Number of same-sex and unmarried partners in Alaska climbs in '90s

Change may come from different way couples are counted

Posted: Thursday, July 26, 2001

ANCHORAGE - The number of Alaskans who reported living with a same-sex partner climbed sharply during the past decade, though such partnerships still appear to represent a very small proportion of Alaska households.

And the increase may have more to do with changing attitudes than an actual increase in the number of same-sex couples.

Figures released Wednesday by the U.S. Census Bureau also show a jump in the number of Alaskans living with a partner of the opposite sex. The number of married couples showed a smaller increase.

A total of 1,180 Alaska households were made up of same-sex partners in 2000. That's a fourfold increase from 265 in 1990, but it represents just 0.5 percent of the state's households. There were 483 male-partner households reported and 697 female.

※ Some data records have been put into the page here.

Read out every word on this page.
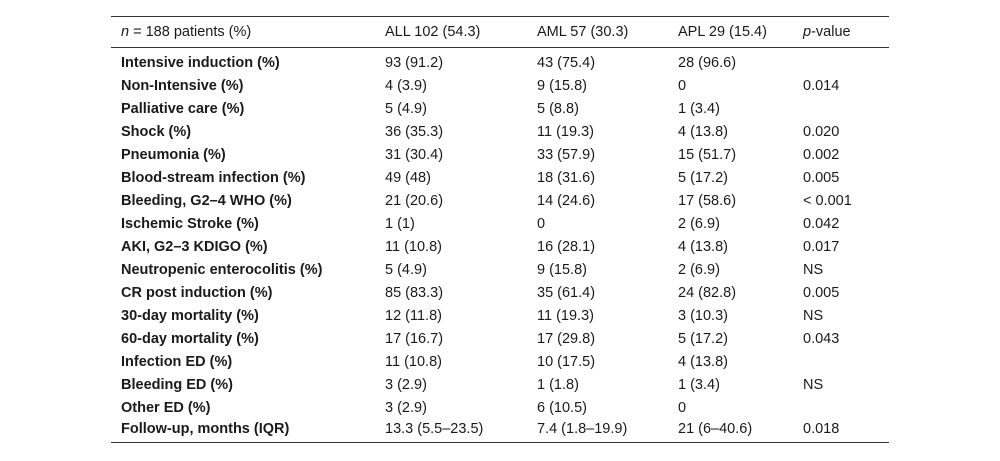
n = 188 patients (%)	ALL 102 (54.3)	AML 57 (30.3)	APL 29 (15.4)	p-value

Intensive induction (%)	93 (91.2)	43 (75.4)	28 (96.6)	
Non-Intensive (%)	4 (3.9)	9 (15.8)	0	0.014
Palliative care (%)	5 (4.9)	5 (8.8)	1 (3.4)	
Shock (%)	36 (35.3)	11 (19.3)	4 (13.8)	0.020
Pneumonia (%)	31 (30.4)	33 (57.9)	15 (51.7)	0.002
Blood-stream infection (%)	49 (48)	18 (31.6)	5 (17.2)	0.005
Bleeding, G2–4 WHO (%)	21 (20.6)	14 (24.6)	17 (58.6)	< 0.001
Ischemic Stroke (%)	1 (1)	0	2 (6.9)	0.042
AKI, G2–3 KDIGO (%)	11 (10.8)	16 (28.1)	4 (13.8)	0.017
Neutropenic enterocolitis (%)	5 (4.9)	9 (15.8)	2 (6.9)	NS
CR post induction (%)	85 (83.3)	35 (61.4)	24 (82.8)	0.005
30-day mortality (%)	12 (11.8)	11 (19.3)	3 (10.3)	NS
60-day mortality (%)	17 (16.7)	17 (29.8)	5 (17.2)	0.043
Infection ED (%)	11 (10.8)	10 (17.5)	4 (13.8)	
Bleeding ED (%)	3 (2.9)	1 (1.8)	1 (3.4)	NS
Other ED (%)	3 (2.9)	6 (10.5)	0	
Follow-up, months (IQR)	13.3 (5.5–23.5)	7.4 (1.8–19.9)	21 (6–40.6)	0.018
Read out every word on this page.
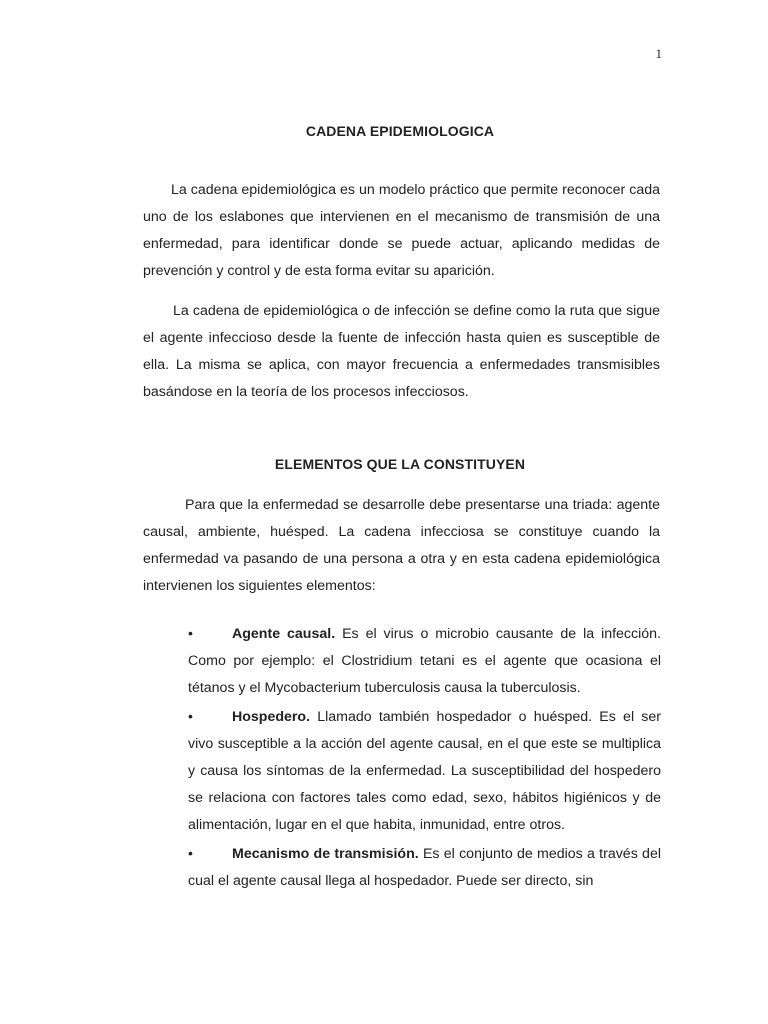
1
CADENA EPIDEMIOLOGICA

La cadena epidemiológica es un modelo práctico que permite reconocer cada uno de los eslabones que intervienen en el mecanismo de transmisión de una enfermedad, para identificar donde se puede actuar, aplicando medidas de prevención y control y de esta forma evitar su aparición.

La cadena de epidemiológica o de infección se define como la ruta que sigue el agente infeccioso desde la fuente de infección hasta quien es susceptible de ella. La misma se aplica, con mayor frecuencia a enfermedades transmisibles basándose en la teoría de los procesos infecciosos.

ELEMENTOS QUE LA CONSTITUYEN

Para que la enfermedad se desarrolle debe presentarse una triada: agente causal, ambiente, huésped. La cadena infecciosa se constituye cuando la enfermedad va pasando de una persona a otra y en esta cadena epidemiológica intervienen los siguientes elementos:

•	Agente causal. Es el virus o microbio causante de la infección. Como por ejemplo: el Clostridium tetani es el agente que ocasiona el tétanos y el Mycobacterium tuberculosis causa la tuberculosis.
•	Hospedero. Llamado también hospedador o huésped. Es el ser vivo susceptible a la acción del agente causal, en el que este se multiplica y causa los síntomas de la enfermedad. La susceptibilidad del hospedero se relaciona con factores tales como edad, sexo, hábitos higiénicos y de alimentación, lugar en el que habita, inmunidad, entre otros.
•	Mecanismo de transmisión. Es el conjunto de medios a través del cual el agente causal llega al hospedador. Puede ser directo, sin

The Census Bureau also said the increase in same-sex couples may be due, in part, to a change in the way they were counted. In 1990, unmarried partner statistics were based on a sample of responses. In contrast, the 2000 figures were based on a count of all households.

Researchers said the increase in same-sex couples in the 2000 census figures doesn't necessarily reflect an increase in the number of gay and lesbian partners. Rather, it's evidence that more same-sex partners feel comfortable reporting their living arrangements to the Census Bureau.

Anchorage resident Dan Carter, a government employee and 25-year resident of Alaska, says he thinks the census figures underestimate the actual number of gay and lesbian households. Carter, 54, who has lived with his partner, Al Incontro, for 32 years, says some gay couples are wary of reporting their living arrangements to the government.

"I think there's some distrust of government, which seems to be an Alaska trait anyway, whether you're gay or straight," Carter said.

Carter said he thinks gay couples in Alaska may be reluctant to identify themselves, for fear they may face hostility.

"If you are gay or lesbian and live in Alaska it's not always the most welcoming state to be out in, although it's a wonderful place to live," he said. "I think it was easier when we got here in '76. It used to be much more live and let live."

Another nontraditional household - unmarried people living with a partner of the opposite sex - increased 35 percent from 1990 to 15,388. Such couples made up 7 percent of Alaska households.

While unmarried partnerships have grown more common, plenty of Alaskans still opt for marriage.

"It's not dead yet," said Stephanie Martin, a researcher with the Institute of Social and Economic Research at the University of Alaska Anchorage.

Martin noted married couples made up more than half of Alaska's 221,600 households last year. Households of married couples in Alaska rose 10 percent to 116,318.